Moreover, the security can be granuarly set to allow per-user control over search results. In other words, an organization can permit sensitive documents to only be located by people with sufficient security clearance. While more difficult, controlling access to indexes can also be implemented.
Trusted brand
As a market leader in both on-premises and cloud computing solutions, the Microsoft and Azure brands are typically trusted and well known. Customers don’t worry about incompatibility issues as much for systems that have all been developed by a leader in software development and sales. Microsoft also provides partner and in-house resources worldwide that can provide customer support in local languages and time zones.
User reviews
Review site | Rating |
Gartner Peer Insights | 4.3 out of 5 |
TrustRadius | 8 out of 10 |
G2 | 3.9 out of 5 |
PeerSpot | 3.5 out of 5 |
Pricing
The pricing for Microsoft’s Azure Cognitive Search depends upon several factors:
- The Azure region in which it is hosted
- The hourly or monthly commitment
- The level of service needed
The service level defines the storage, number of indexes, scale-out limits, image extraction limits, and custom lookup limits.
For example, in the central U.S., the pricing ranges between the Free tier and the most expensive tier of $7.677 per hour or $5,604.21 per month. The lowest paid level is $73.73 per month or $0.101 per hour.
The pricing does not vary significantly for hosting in much of the world, but government and Japanese prices tend to be slightly higher. For example, U.S. government for the state of Arizona pricing ranges between free and $9.597 per hour or $7,005.263 per month.

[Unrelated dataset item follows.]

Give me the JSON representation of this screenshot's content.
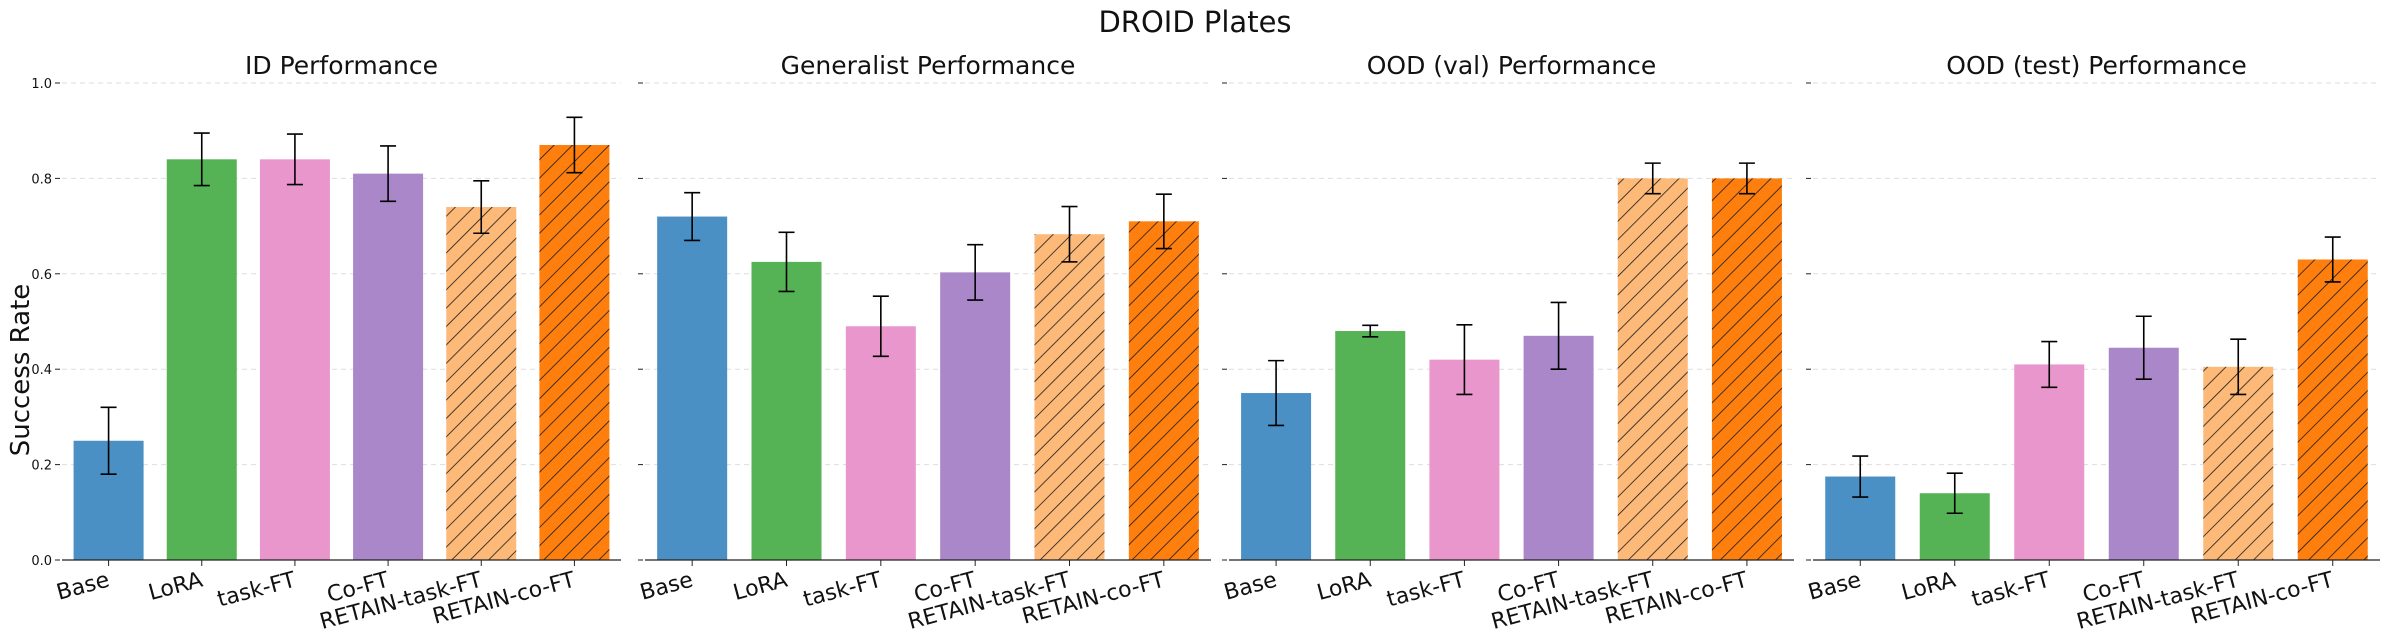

Custom extraction, AI-powered content augmentation, and Azure bundle pricing are also available, but some of these require direct contact with Microsoft sales specialists. Microsoft provides a pricing calculator for estimates of multiple Azure products.
Conclusions
For enterprise-class search requirements, the cloud offers the cost-effective options for both scale and performance. Using an AI-powered search tool, such as Microsoft’s Azure Cognitive Search compounds the capabilities of cloud-based resources to deliver better and faster results.
Azure Cognitive Search should be on any organization’s evaluation list strictly for the powerful technical capabilities, but the other capabilities and differentiated features should make evaluation of this tool a priority.
For those who remain unsure, Microsoft’s free tier also allows potential customers to test out capabilities and work out integration difficulties prior to making a commitment.